For an (n x d) design matrix, X, and the corresponding (n x 1) simulator output Y, this function fits the GP model and returns the parameter estimates. The optimization routine assumes that the inputs are scaled to the unit hypercube [0,1]^d.

Usage

 1 2 3 GP_fit(X, Y, control = c(200 * d, 80 * d, 2 * d), nug_thres = 20, trace = FALSE, maxit = 100, corr = list(type = "exponential", power = 1.95), optim_start = NULL)

Arguments

 X the (n x d) design matrix Y the (n x 1) vector of simulator outputs. control a vector of parameters used in the search for optimal beta (search grid size, percent, number of clusters). See ‘Details’. nug_thres a parameter used in computing the nugget. See ‘Details’. trace logical, if TRUE, will provide information on the optim runs maxit the maximum number of iterations within optim, defaults to 100 corr a list of parameters for the specifing the correlation to be used. See corr_matrix. optim_start a matrix of potentially likely starting values for correlation hyperparameters for the optim runs, i.e., initial guess of the d-vector beta

Details

This function fits the following GP model, y(x) = μ + Z(x), x in [0,1]^d, where Z(x) is a GP with mean 0, Var(Z(x_i)) = σ^2, and Cov(Z(x_i),Z(x_j)) = σ^2*R_{ij}. Entries in covariance matrix R are determined by corr and parameterized by beta, a d-vector of parameters. For computational stability R^-1 is replaced with R_{δ_{lb}}^{-1}, where R_{δ{lb}} = R + δ_{lb}I and δ_{lb} is the nugget parameter described in Ranjan et al. (2011).

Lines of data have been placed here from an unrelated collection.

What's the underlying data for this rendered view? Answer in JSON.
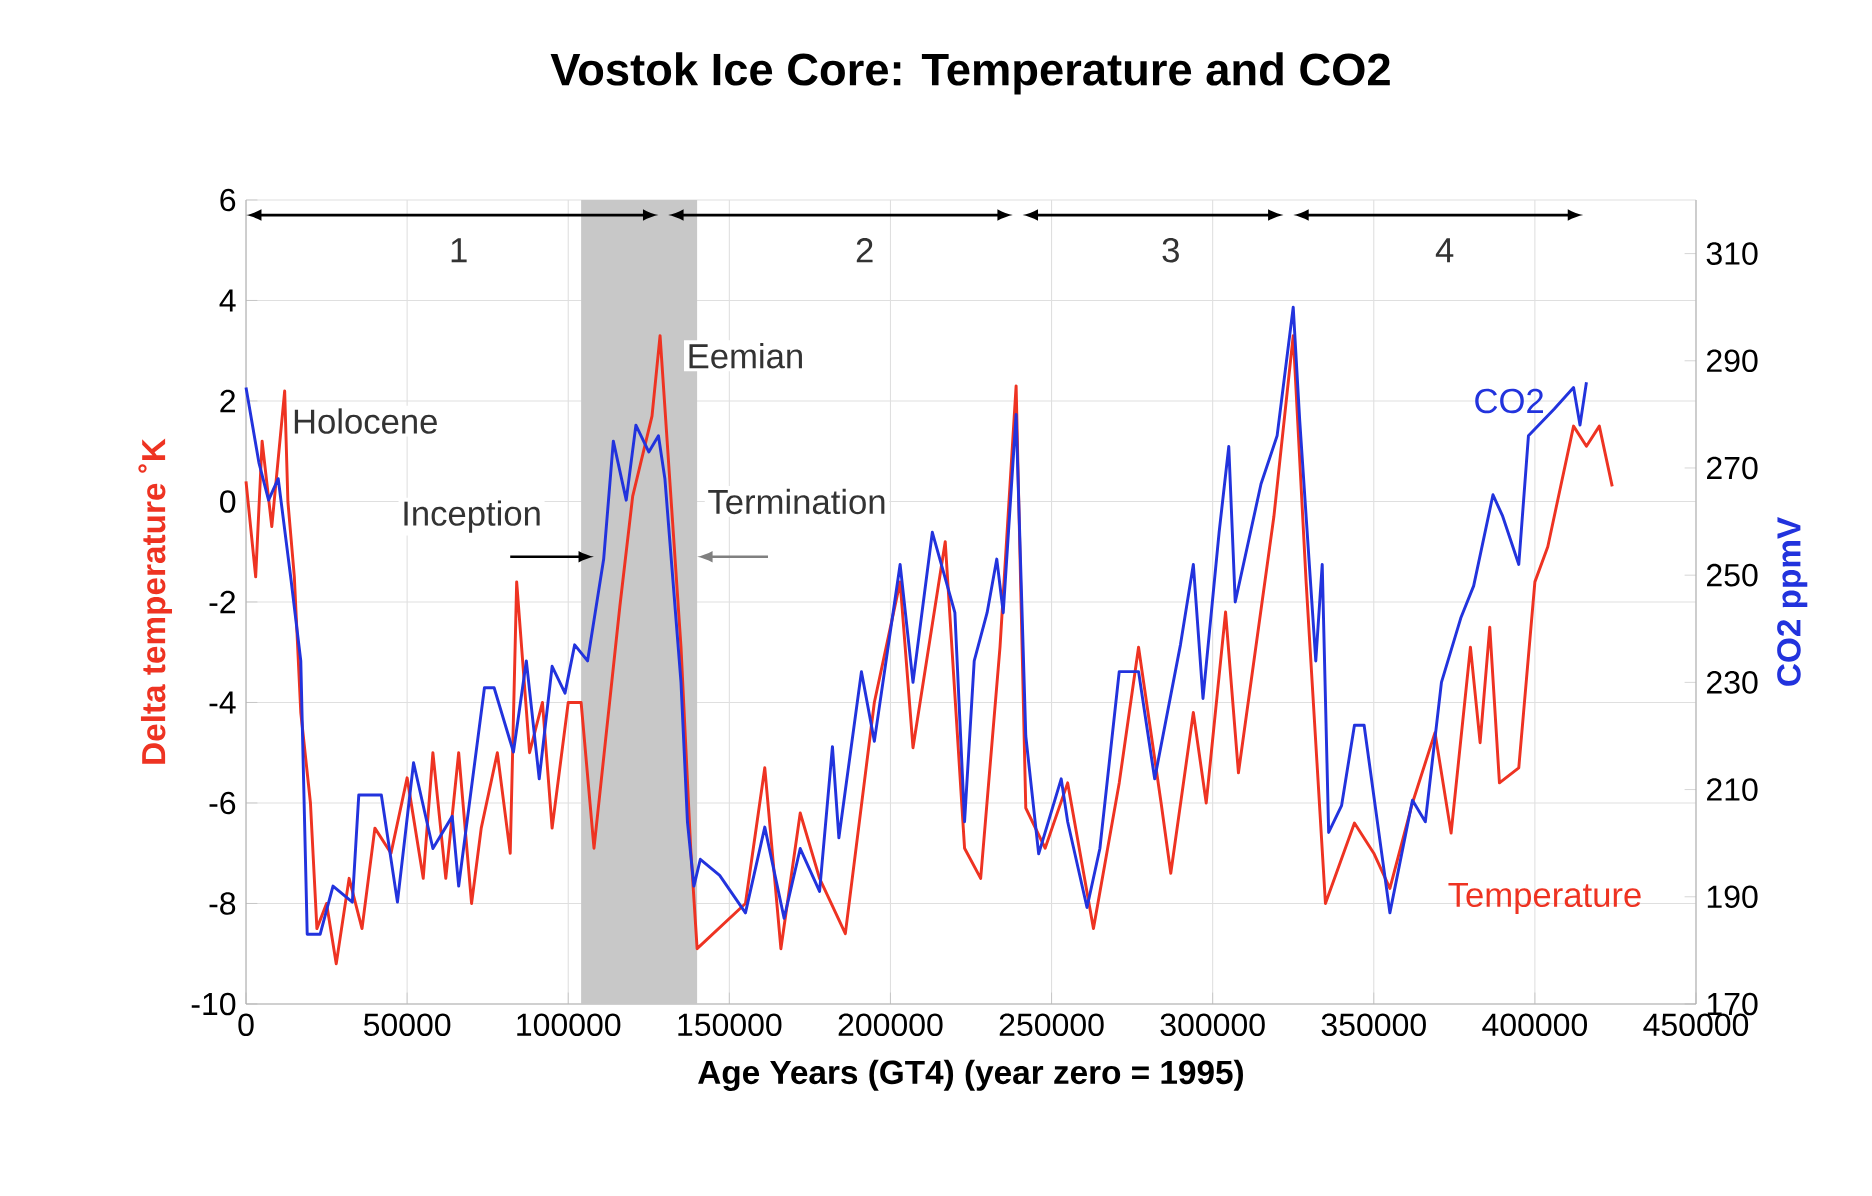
{
  "chart_data": {
    "type": "line",
    "title": "Vostok Ice Core: Temperature and CO2",
    "xlabel": "Age Years (GT4) (year zero = 1995)",
    "ylabel": "Delta temperature ˚K",
    "y2label": "CO2 ppmV",
    "xlim": [
      0,
      450000
    ],
    "xticks": [
      0,
      50000,
      100000,
      150000,
      200000,
      250000,
      300000,
      350000,
      400000,
      450000
    ],
    "ylim": [
      -10,
      6
    ],
    "yticks": [
      -10,
      -8,
      -6,
      -4,
      -2,
      0,
      2,
      4,
      6
    ],
    "y2lim": [
      170,
      320
    ],
    "y2ticks": [
      170,
      190,
      210,
      230,
      250,
      270,
      290,
      310
    ],
    "grid": true,
    "marker": "none",
    "line_style": "solid",
    "bands": [
      {
        "axis": "x",
        "from": 104000,
        "to": 140000,
        "label": null,
        "color": "#c8c8c8"
      }
    ],
    "annotations": [
      "1",
      "2",
      "3",
      "4",
      "Holocene",
      "Eemian",
      "Inception",
      "Termination"
    ],
    "series": [
      {
        "name": "Temperature",
        "color": "#ee3322",
        "x": [
          0,
          3000,
          5000,
          8000,
          12000,
          13000,
          15000,
          17000,
          20000,
          22000,
          25000,
          28000,
          32000,
          36000,
          40000,
          45000,
          50000,
          55000,
          58000,
          62000,
          66000,
          70000,
          73000,
          78000,
          82000,
          84000,
          88000,
          92000,
          95000,
          100000,
          104000,
          108000,
          116000,
          120000,
          126000,
          128500,
          135000,
          138000,
          140000,
          155000,
          161000,
          166000,
          172000,
          178000,
          186000,
          195000,
          203000,
          207000,
          217000,
          223000,
          228000,
          234000,
          239000,
          242000,
          248000,
          255000,
          263000,
          271000,
          277000,
          284000,
          287000,
          294000,
          298000,
          304000,
          308000,
          319000,
          325000,
          329000,
          335000,
          344000,
          350000,
          355000,
          362000,
          369000,
          374000,
          380000,
          383000,
          386000,
          389000,
          395000,
          400000,
          404000,
          412000,
          416000,
          420000,
          424000
        ],
        "values": [
          0.4,
          -1.5,
          1.2,
          -0.5,
          2.2,
          0.0,
          -1.5,
          -4.2,
          -6,
          -8.5,
          -8,
          -9.2,
          -7.5,
          -8.5,
          -6.5,
          -7,
          -5.5,
          -7.5,
          -5,
          -7.5,
          -5,
          -8,
          -6.5,
          -5,
          -7,
          -1.6,
          -5,
          -4,
          -6.5,
          -4,
          -4,
          -6.9,
          -2.1,
          0.1,
          1.7,
          3.3,
          -2.9,
          -6.9,
          -8.9,
          -8,
          -5.3,
          -8.9,
          -6.2,
          -7.5,
          -8.6,
          -4,
          -1.6,
          -4.9,
          -0.8,
          -6.9,
          -7.5,
          -2.9,
          2.3,
          -6.1,
          -6.9,
          -5.6,
          -8.5,
          -5.6,
          -2.9,
          -6,
          -7.4,
          -4.2,
          -6,
          -2.2,
          -5.4,
          -0.3,
          3.3,
          -1.6,
          -8,
          -6.4,
          -7,
          -7.7,
          -6,
          -4.6,
          -6.6,
          -2.9,
          -4.8,
          -2.5,
          -5.6,
          -5.3,
          -1.6,
          -0.9,
          1.5,
          1.1,
          1.5,
          0.3
        ]
      },
      {
        "name": "CO2",
        "color": "#2233dd",
        "axis": "y2",
        "x": [
          0,
          4000,
          7000,
          10000,
          14000,
          17000,
          19000,
          23000,
          27000,
          33000,
          35000,
          42000,
          47000,
          52000,
          58000,
          64000,
          66000,
          74000,
          77000,
          83000,
          87000,
          91000,
          95000,
          99000,
          102000,
          106000,
          111000,
          114000,
          118000,
          121000,
          125000,
          128000,
          130000,
          135000,
          137000,
          139000,
          141000,
          147000,
          155000,
          161000,
          167000,
          172000,
          178000,
          182000,
          184000,
          191000,
          195000,
          203000,
          207000,
          213000,
          220000,
          223000,
          226000,
          230000,
          233000,
          235000,
          239000,
          242000,
          246000,
          253000,
          255000,
          261000,
          265000,
          271000,
          277000,
          282000,
          290000,
          294000,
          297000,
          302000,
          305000,
          307000,
          315000,
          320000,
          325000,
          327000,
          331000,
          332000,
          334000,
          336000,
          340000,
          344000,
          347000,
          355000,
          362000,
          366000,
          371000,
          377000,
          381000,
          387000,
          390000,
          395000,
          398000,
          406000,
          412000,
          414000,
          416000
        ],
        "values": [
          285,
          271,
          264,
          268,
          249,
          234,
          183,
          183,
          192,
          189,
          209,
          209,
          189,
          215,
          199,
          205,
          192,
          229,
          229,
          217,
          234,
          212,
          233,
          228,
          237,
          234,
          253,
          275,
          264,
          278,
          273,
          276,
          268,
          230,
          204,
          192,
          197,
          194,
          187,
          203,
          186,
          199,
          191,
          218,
          201,
          232,
          219,
          252,
          230,
          258,
          243,
          204,
          234,
          243,
          253,
          243,
          280,
          220,
          198,
          212,
          204,
          188,
          199,
          232,
          232,
          212,
          237,
          252,
          227,
          258,
          274,
          245,
          267,
          276,
          300,
          279,
          243,
          234,
          252,
          202,
          207,
          222,
          222,
          187,
          208,
          204,
          230,
          242,
          248,
          265,
          261,
          252,
          276,
          281,
          285,
          278,
          286
        ]
      }
    ]
  }
}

The parameter estimate beta is obtained by minimizing the deviance using a multi-start gradient based search (L-BFGS-B) algorithm. The starting points are selected using the k-means clustering algorithm on a large maximin LHD for values of beta, after discarding beta vectors with high deviance. The control parameter determines the quality of the starting points of the L-BFGS-B algoritm.

control is a vector of three tunable parameters used in the deviance optimization algorithm. The default values correspond to choosing 2*d clusters (using k-means clustering algorithm) based on 80*d best points (smallest deviance, refer to GP_deviance) from a 200*d - point random maximin LHD in beta. One can change these values to balance the trade-off between computational cost and robustness of likelihood optimization (or prediction accuracy). For details see MacDonald et al. (2015).

The nug_thres parameter is outlined in Ranjan et al. (2011) and is used in finding the lower bound on the nugget (δ_{lb}).

Value

an object of class GP containing parameter estimates beta and sig2, nugget parameter delta, the data (X and Y), and a specification of the correlation structure used.

Author(s)

Blake MacDonald, Hugh Chipman, Pritam Ranjan

References

MacDonald, K.B., Ranjan, P. and Chipman, H. (2015). GPfit: An R Package for Fitting a Gaussian Process Model to Deterministic Simulator Outputs. Journal of Statistical Software, 64(12), 1-23. http://www.jstatsoft.org/v64/i12/

Ranjan, P., Haynes, R., and Karsten, R. (2011). A Computationally Stable Approach to Gaussian Process Interpolation of Deterministic Computer Simulation Data, Technometrics, 53(4), 366 - 378.